2. Israel integrates AI systems into military operations
Israel has quietly integrated AI systems into deadly military operations, utilising artificial intelligence to select air strike targets and coordinate logistics, as per Bloomberg reports. The AI recommendation system analyses vast amounts of data, while the Fire Factory model calculates munition loads, assigns targets to aircraft and drones, and proposes schedules. Although human operators oversee the systems, they are not subject to international or state-level regulations. Supporters argue that AI surpasses human capabilities and reduces casualties, while critics have raised concerns about potentially deadly consequences and accountability for mistakes.

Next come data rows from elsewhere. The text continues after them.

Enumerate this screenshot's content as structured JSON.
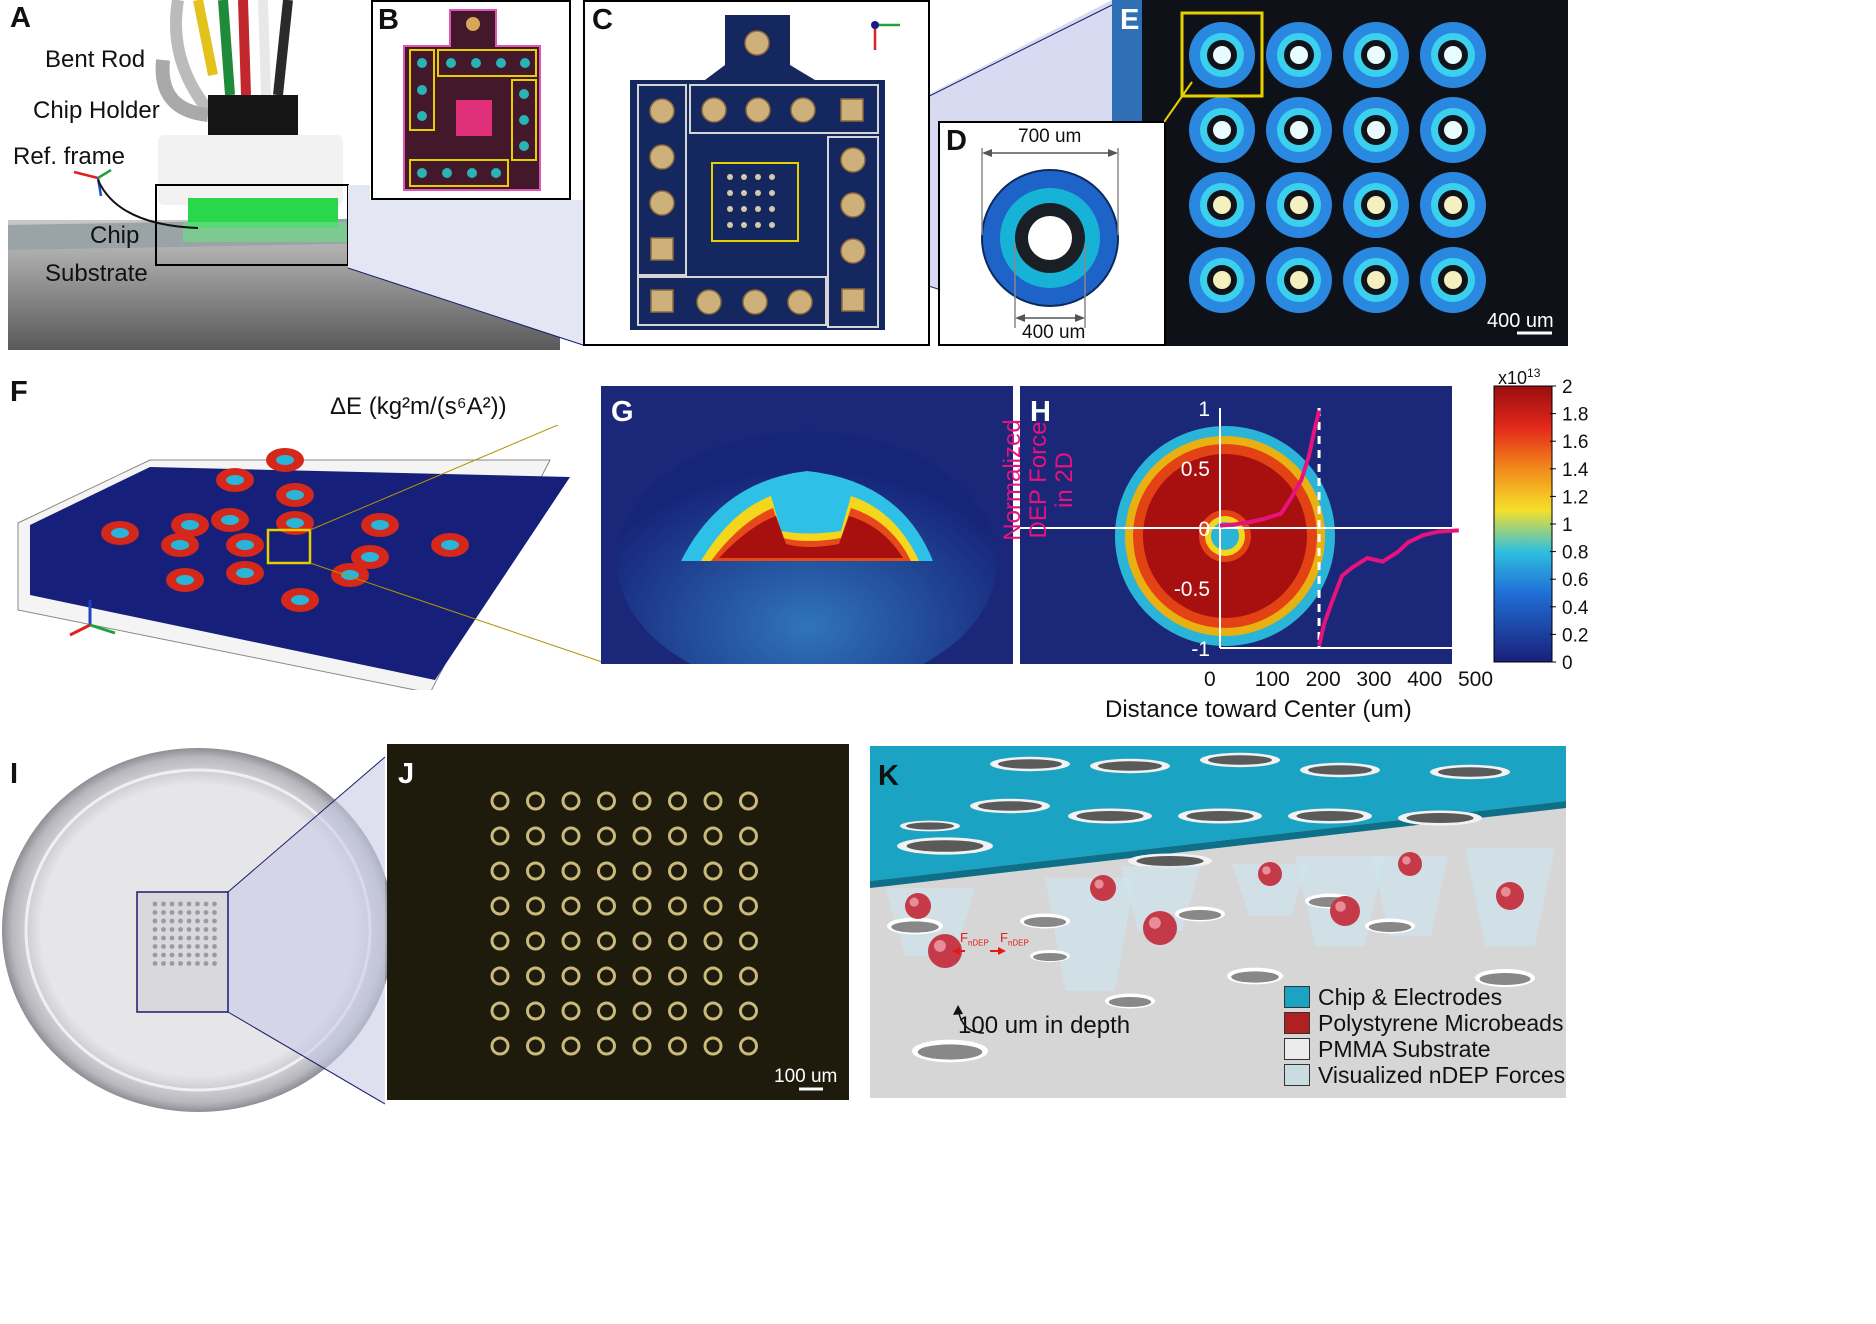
{
  "panels": {
    "A": {
      "label": "A",
      "annotations": [
        "Bent Rod",
        "Chip Holder",
        "Ref. frame",
        "Chip",
        "Substrate"
      ]
    },
    "B": {
      "label": "B"
    },
    "C": {
      "label": "C"
    },
    "D": {
      "label": "D",
      "dim_outer": "700 um",
      "dim_inner": "400 um"
    },
    "E": {
      "label": "E",
      "scalebar": "400 um"
    },
    "F": {
      "label": "F",
      "quantity": "ΔE (kg²m/(s⁶A²))"
    },
    "G": {
      "label": "G"
    },
    "H": {
      "label": "H",
      "ylabel_line1": "Normalized",
      "ylabel_line2": "DEP Force",
      "ylabel_line3": "in 2D",
      "xlabel": "Distance toward Center (um)",
      "y_ticks": [
        "1",
        "0.5",
        "0",
        "-0.5",
        "-1"
      ],
      "x_ticks": [
        "0",
        "100",
        "200",
        "300",
        "400",
        "500"
      ]
    },
    "I": {
      "label": "I"
    },
    "J": {
      "label": "J",
      "scalebar": "100 um"
    },
    "K": {
      "label": "K",
      "depth_note": "100 um in depth",
      "force_label_main": "F",
      "force_label_sub": "nDEP",
      "legend": [
        {
          "label": "Chip & Electrodes",
          "color": "#1aa3c2"
        },
        {
          "label": "Polystyrene Microbeads",
          "color": "#b02020"
        },
        {
          "label": "PMMA Substrate",
          "color": "#ececec"
        },
        {
          "label": "Visualized nDEP Forces",
          "color": "#c9dce2"
        }
      ]
    }
  },
  "colorbar": {
    "exponent": "x10",
    "exponent_power": "13",
    "ticks": [
      "2",
      "1.8",
      "1.6",
      "1.4",
      "1.2",
      "1",
      "0.8",
      "0.6",
      "0.4",
      "0.2",
      "0"
    ]
  },
  "chart_data": {
    "type": "line",
    "xlabel": "Distance toward Center (um)",
    "ylabel": "Normalized DEP Force in 2D",
    "xlim": [
      0,
      500
    ],
    "ylim": [
      -1,
      1
    ],
    "series": [
      {
        "x": [
          0,
          30,
          60,
          90,
          120,
          140,
          160,
          175,
          185,
          195
        ],
        "y": [
          0.02,
          0.03,
          0.05,
          0.08,
          0.12,
          0.25,
          0.4,
          0.6,
          0.8,
          0.98
        ]
      },
      {
        "x": [
          195,
          205,
          220,
          240,
          260,
          290,
          320,
          350,
          370,
          400,
          430,
          470
        ],
        "y": [
          -0.98,
          -0.8,
          -0.62,
          -0.4,
          -0.33,
          -0.25,
          -0.28,
          -0.2,
          -0.12,
          -0.06,
          -0.03,
          -0.02
        ]
      }
    ],
    "reference_line_x": 195
  }
}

3. Shashi Tharoor highlights AI's impact on jobs - replacing some, creating others
AI will replace some jobs but also create new ones, according to MP Shashi Tharoor. Speaking at a seminar on the future of jobs and AI, Tharoor highlighted the uncertainty surrounding the impact of AI on employment, particularly in India with its high unemployment rate, new Indian express reported. He referred to a report suggesting that 30% of jobs by 2030 will be completely new, requiring skills that do not yet exist. Tharoor emphasised the importance of adaptability and learning new skills to stay relevant in the changing job market. He also discussed the need to ensure that AI benefits humanity rather than replacing it, emphasising the enduring importance of the human touch.

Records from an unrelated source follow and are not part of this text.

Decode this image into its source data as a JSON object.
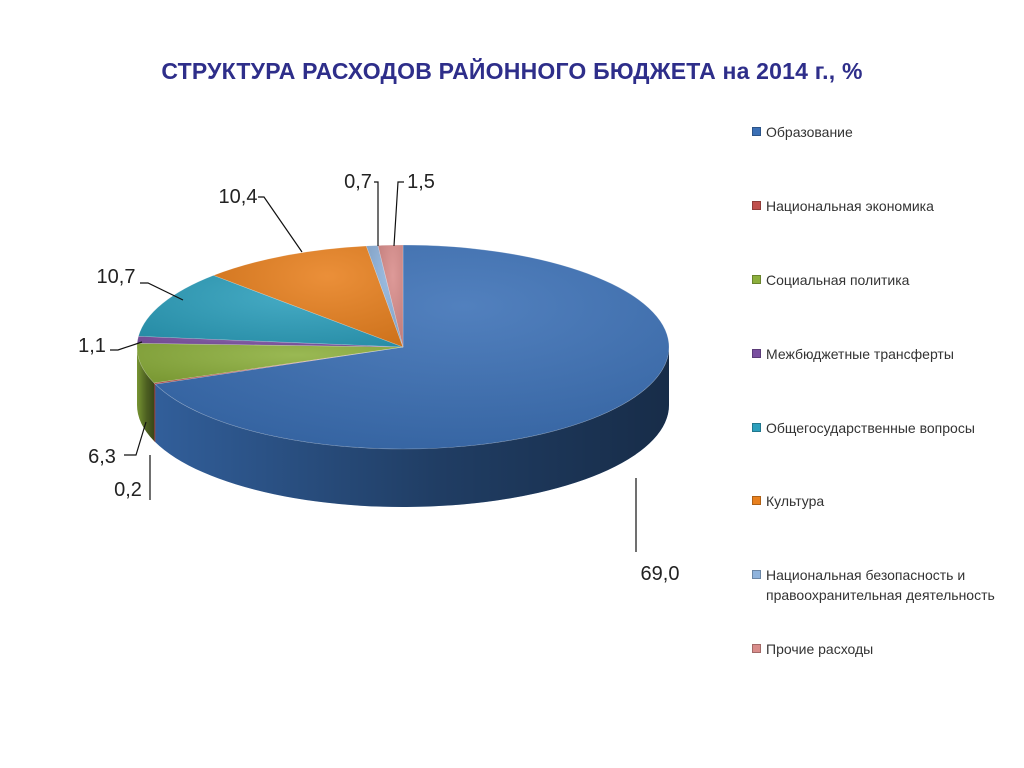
{
  "chart_data": {
    "type": "pie",
    "title": "СТРУКТУРА РАСХОДОВ РАЙОННОГО БЮДЖЕТА  на 2014 г., %",
    "legend_position": "right",
    "slices": [
      {
        "name": "Образование",
        "value": 69.0,
        "label": "69,0",
        "color": "#3a6fb5"
      },
      {
        "name": "Национальная экономика",
        "value": 0.2,
        "label": "0,2",
        "color": "#c0504d"
      },
      {
        "name": "Социальная политика",
        "value": 6.3,
        "label": "6,3",
        "color": "#8caf3c"
      },
      {
        "name": "Межбюджетные трансферты",
        "value": 1.1,
        "label": "1,1",
        "color": "#7a4fa0"
      },
      {
        "name": "Общегосударственные вопросы",
        "value": 10.7,
        "label": "10,7",
        "color": "#2c9fbc"
      },
      {
        "name": "Культура",
        "value": 10.4,
        "label": "10,4",
        "color": "#e8801e"
      },
      {
        "name": "Национальная безопасность и правоохранительная деятельность",
        "value": 0.7,
        "label": "0,7",
        "color": "#8fb3dc"
      },
      {
        "name": "Прочие расходы",
        "value": 1.5,
        "label": "1,5",
        "color": "#d98c8a"
      }
    ]
  }
}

4. Experts call for reskilling as tech companies embrace ‘Gen AI'
Industry experts are emphasising the need for reskilling and responsible innovation as generative artificial intelligence (Gen AI) becomes more prevalent in businesses. Elon Musk has announced the formation of xAI, an AI company focused on self-regulation. Companies like HCL, Wipro, and Zoho are investing in Gen AI labs and developing AI solutions. While AI itself may not displace jobs, individuals with access to AI can. Experts highlight the importance of strong moral standards and self-regulation in AI development, particularly regarding sensitive and private information.

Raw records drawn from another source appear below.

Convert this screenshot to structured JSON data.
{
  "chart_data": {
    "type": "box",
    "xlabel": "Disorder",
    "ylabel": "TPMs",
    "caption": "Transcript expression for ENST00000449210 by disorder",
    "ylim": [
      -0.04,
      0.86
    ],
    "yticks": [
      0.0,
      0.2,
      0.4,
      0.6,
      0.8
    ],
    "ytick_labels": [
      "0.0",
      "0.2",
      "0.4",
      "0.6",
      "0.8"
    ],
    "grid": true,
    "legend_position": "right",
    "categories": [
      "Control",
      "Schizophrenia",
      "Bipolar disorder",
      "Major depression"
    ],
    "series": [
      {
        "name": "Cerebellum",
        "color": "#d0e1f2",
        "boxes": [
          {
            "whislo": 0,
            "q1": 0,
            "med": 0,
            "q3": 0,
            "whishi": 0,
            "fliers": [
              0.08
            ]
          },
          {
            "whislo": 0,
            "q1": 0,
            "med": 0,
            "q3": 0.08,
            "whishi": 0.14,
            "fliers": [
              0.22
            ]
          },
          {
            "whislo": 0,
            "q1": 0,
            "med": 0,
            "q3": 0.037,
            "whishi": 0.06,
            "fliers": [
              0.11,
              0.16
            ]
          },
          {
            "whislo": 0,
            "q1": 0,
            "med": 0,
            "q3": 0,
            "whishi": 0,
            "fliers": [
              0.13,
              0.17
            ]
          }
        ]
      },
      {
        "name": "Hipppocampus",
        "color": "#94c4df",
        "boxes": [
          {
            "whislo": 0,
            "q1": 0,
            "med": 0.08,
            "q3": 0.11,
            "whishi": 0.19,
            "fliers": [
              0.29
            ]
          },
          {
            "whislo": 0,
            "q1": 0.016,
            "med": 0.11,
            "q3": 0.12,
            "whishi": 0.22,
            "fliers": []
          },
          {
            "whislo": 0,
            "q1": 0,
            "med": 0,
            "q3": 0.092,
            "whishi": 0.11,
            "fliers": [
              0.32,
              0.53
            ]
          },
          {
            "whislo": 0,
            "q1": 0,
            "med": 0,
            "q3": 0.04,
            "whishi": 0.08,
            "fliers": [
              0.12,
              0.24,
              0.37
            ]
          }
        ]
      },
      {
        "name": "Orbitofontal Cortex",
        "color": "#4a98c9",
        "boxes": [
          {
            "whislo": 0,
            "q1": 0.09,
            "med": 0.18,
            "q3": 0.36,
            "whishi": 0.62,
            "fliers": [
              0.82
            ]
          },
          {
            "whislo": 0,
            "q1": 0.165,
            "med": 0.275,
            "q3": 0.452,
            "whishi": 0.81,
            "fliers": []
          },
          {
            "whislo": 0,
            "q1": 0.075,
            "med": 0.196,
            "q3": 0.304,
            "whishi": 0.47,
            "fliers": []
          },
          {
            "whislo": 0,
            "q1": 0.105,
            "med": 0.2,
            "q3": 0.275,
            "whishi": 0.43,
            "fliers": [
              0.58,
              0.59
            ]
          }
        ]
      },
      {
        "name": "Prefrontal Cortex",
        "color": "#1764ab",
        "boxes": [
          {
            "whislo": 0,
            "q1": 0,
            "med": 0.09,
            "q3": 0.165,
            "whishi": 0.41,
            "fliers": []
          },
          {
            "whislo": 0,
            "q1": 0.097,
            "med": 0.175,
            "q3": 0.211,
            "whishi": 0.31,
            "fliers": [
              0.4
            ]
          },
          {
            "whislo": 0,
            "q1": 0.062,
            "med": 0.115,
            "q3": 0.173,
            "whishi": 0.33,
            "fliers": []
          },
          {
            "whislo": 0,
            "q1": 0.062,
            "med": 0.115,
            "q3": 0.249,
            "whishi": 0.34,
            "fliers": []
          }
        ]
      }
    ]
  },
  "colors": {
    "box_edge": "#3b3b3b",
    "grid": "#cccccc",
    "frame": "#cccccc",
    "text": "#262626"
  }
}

5. AI tool facilitates information theft, raising cybersecurity concerns | Israel Hayom
The AI-powered chatbot, ChatGPT, has gained immense popularity, but a new report reveals a concerning development. A generative AI tool called WormGPT has emerged on underground forums, enabling hackers to carry out digital attacks and steal information. WormGPT generates personalised fake emails, increasing the likelihood of successful attacks. This tool operates without ethical boundaries and poses a significant risk, as even hackers with limited capabilities can easily launch attacks using this technology. The emergence of WormGPT emphasises the dangers associated with generative AI.